I am working on a system that should be able to read any (or at least, any well-formed) XML file, manipulate a few nodes and write them back into that same file. I want my code to be as generic as possible and I don't want
- hardcoded references to Schema/Doctype information anywhere in my code. The doctype information is in the source document, I want to keep exactly that doctype information and not provide it again from within my code. If a document has no DocType, I won't add one. I do not care about the form or content of these files at all, except for my few nodes.
- custom EntityResolvers or StreamFilters to omit or otherwise manipulate the source information (It is already a pity that namespace information seems somehow inaccessible from the document file where it is declared, but I can manage by using uglier XPaths)
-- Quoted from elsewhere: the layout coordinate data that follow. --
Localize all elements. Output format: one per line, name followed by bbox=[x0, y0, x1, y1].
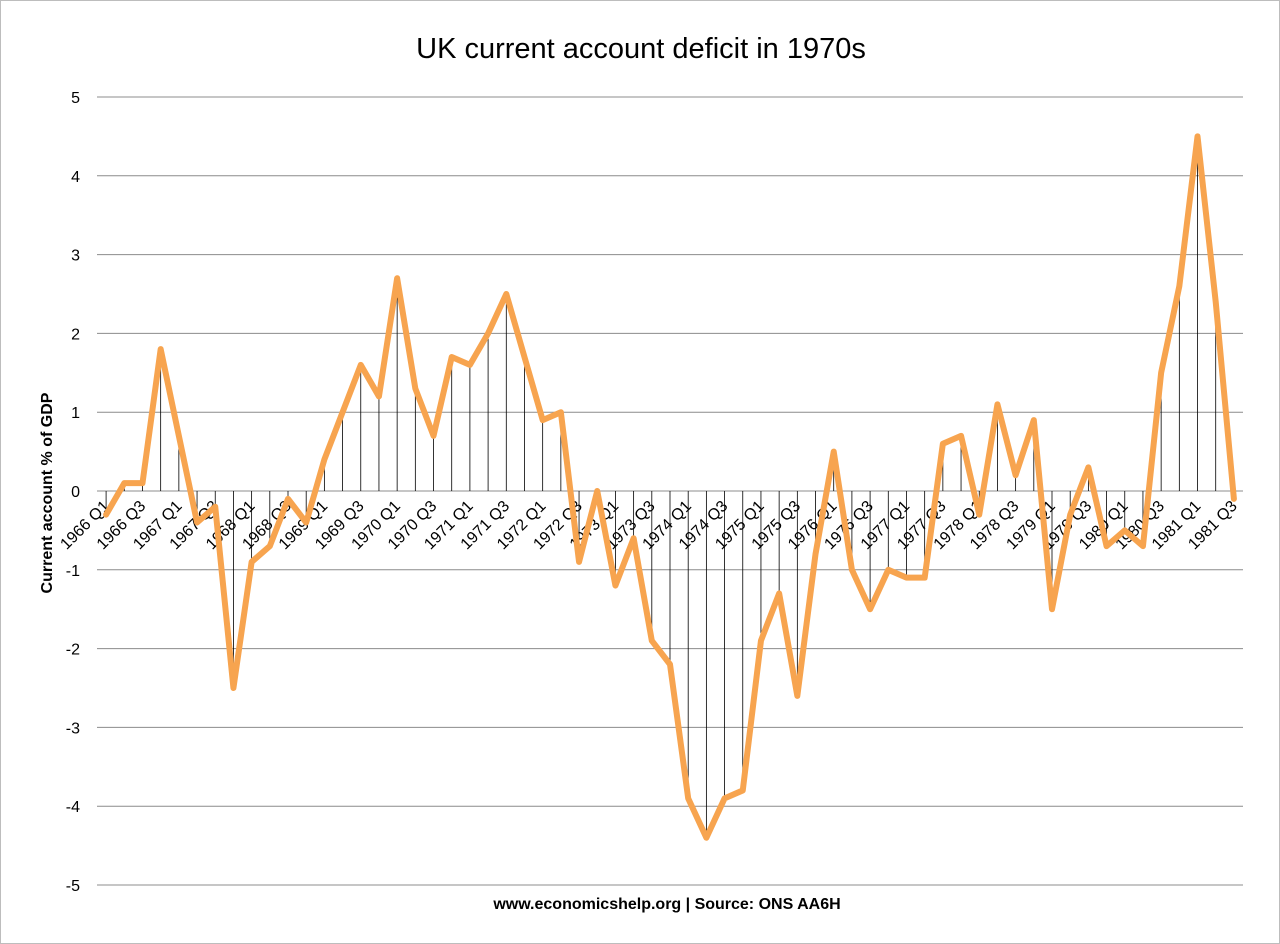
data-point bbox=[230, 685, 236, 691]
data-point bbox=[540, 417, 546, 423]
y-tick-label: -3 bbox=[66, 720, 80, 737]
drop-lines bbox=[105, 136, 1235, 838]
data-point bbox=[667, 661, 673, 667]
y-axis-label: Current account % of GDP bbox=[39, 392, 56, 593]
data-point bbox=[267, 543, 273, 549]
data-point bbox=[412, 386, 418, 392]
data-point bbox=[1085, 464, 1091, 470]
data-point bbox=[394, 275, 400, 281]
data-point bbox=[722, 795, 728, 801]
data-point bbox=[558, 409, 564, 415]
data-point bbox=[358, 362, 364, 368]
data-point bbox=[212, 504, 218, 510]
data-point bbox=[485, 330, 491, 336]
data-point bbox=[340, 409, 346, 415]
data-point bbox=[612, 583, 618, 589]
data-point bbox=[885, 567, 891, 573]
data-point bbox=[831, 449, 837, 455]
data-point bbox=[958, 433, 964, 439]
data-point bbox=[1176, 283, 1182, 289]
data-point bbox=[467, 362, 473, 368]
data-point bbox=[903, 575, 909, 581]
data-point bbox=[940, 441, 946, 447]
data-point bbox=[740, 787, 746, 793]
data-point bbox=[1122, 527, 1128, 533]
y-tick-label: 3 bbox=[71, 248, 80, 265]
data-point bbox=[685, 795, 691, 801]
data-point bbox=[431, 433, 437, 439]
data-point bbox=[1013, 472, 1019, 478]
data-point bbox=[758, 638, 764, 644]
data-point bbox=[703, 835, 709, 841]
data-point bbox=[1067, 512, 1073, 518]
data-point bbox=[285, 496, 291, 502]
data-point bbox=[139, 480, 145, 486]
y-tick-label: 4 bbox=[71, 169, 80, 186]
data-point bbox=[521, 354, 527, 360]
y-axis-ticks: 5 4 3 2 1 0 -1 -2 -3 -4 -5 bbox=[66, 90, 80, 895]
data-point bbox=[321, 456, 327, 462]
series-line bbox=[103, 133, 1237, 841]
y-tick-label: -4 bbox=[66, 799, 80, 816]
data-point bbox=[649, 638, 655, 644]
data-point bbox=[1158, 370, 1164, 376]
data-point bbox=[576, 559, 582, 565]
data-point bbox=[1231, 496, 1237, 502]
data-point bbox=[376, 393, 382, 399]
data-point bbox=[994, 401, 1000, 407]
data-point bbox=[194, 520, 200, 526]
chart-title: UK current account deficit in 1970s bbox=[416, 33, 866, 65]
y-tick-label: -2 bbox=[66, 642, 80, 659]
data-point bbox=[249, 559, 255, 565]
data-point bbox=[1031, 417, 1037, 423]
data-point bbox=[176, 433, 182, 439]
data-point bbox=[158, 346, 164, 352]
data-point bbox=[1213, 299, 1219, 305]
y-tick-label: 0 bbox=[71, 484, 80, 501]
data-point bbox=[849, 567, 855, 573]
data-point bbox=[631, 535, 637, 541]
source-note: www.economicshelp.org | Source: ONS AA6H bbox=[492, 896, 840, 913]
y-tick-label: 2 bbox=[71, 326, 80, 343]
y-tick-label: 1 bbox=[71, 405, 80, 422]
data-point bbox=[103, 512, 109, 518]
data-point bbox=[813, 551, 819, 557]
data-point bbox=[976, 512, 982, 518]
data-point bbox=[867, 606, 873, 612]
y-tick-label: 5 bbox=[71, 90, 80, 107]
data-point bbox=[1195, 133, 1201, 139]
data-point bbox=[776, 590, 782, 596]
data-point bbox=[594, 488, 600, 494]
data-point bbox=[121, 480, 127, 486]
data-point bbox=[922, 575, 928, 581]
data-point bbox=[1104, 543, 1110, 549]
series-layer bbox=[103, 133, 1237, 841]
y-tick-label: -1 bbox=[66, 563, 80, 580]
data-point bbox=[303, 520, 309, 526]
data-point bbox=[794, 693, 800, 699]
y-tick-label: -5 bbox=[66, 878, 80, 895]
data-point bbox=[1049, 606, 1055, 612]
data-point bbox=[1140, 543, 1146, 549]
data-point bbox=[503, 291, 509, 297]
data-point bbox=[449, 354, 455, 360]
- DTD validation. I don't have the referenced DTDs, I don't want to include them and Node manipulation is perfectly possible without knowing about them.
The aim is to have the source file entirely unchanged except for the changed Nodes, which are retrieved via XPath. I would like to get away with the standard javax.xml stuff.
My progress so far:
DocumentBuilderFactory factory = DocumentBuilderFactory.newInstance();
factory.setAttribute("http://xml.org/sax/features/namespaces", true);
factory.setAttribute("http://xml.org/sax/features/validation", false);
factory.setAttribute("http://apache.org/xml/features/nonvalidating/load-dtd-grammar", false);
factory.setAttribute("http://apache.org/xml/features/nonvalidating/load-external-dtd", false);
factory.setNamespaceAware(true);
factory.setIgnoringElementContentWhitespace(false);
factory.setIgnoringComments(false);
factory.setValidating(false);
DocumentBuilder builder = factory.newDocumentBuilder();
Document document = builder.parse(new InputSource(inStream));
This loads the XML source into a org.w3c.dom.Document successfully, ignoring DTD validation. I can do my replacements and then I use
Source source = new DOMSource(document);
Result result = new StreamResult(getOutputStream(getPath()));
// Write the DOM document to the file
Transformer xformer = TransformerFactory.newInstance().newTransformer();
xformer.transform(source, result);
to write it back. Which is nearly perfect. But the Doctype tag is gone, no matter what I do. While debugging, I saw that there is a DeferredDoctypeImpl [log4j:configuration: null] object in the Document object after parsing, but it is somehow wrong, empty or ignored. The file I tested on starts like this (but it is the same for other file types):
<?xml version="1.0" encoding="UTF-8"?>
<!DOCTYPE log4j:configuration SYSTEM "log4j.dtd">
<log4j:configuration xmlns:log4j="http://jakarta.apache.org/log4j/" debug="false">
[...]
I think there are a lot of (easy?) ways involving hacks or pulling additional JARs into the project. But I would rather like to have it with the tools I already use.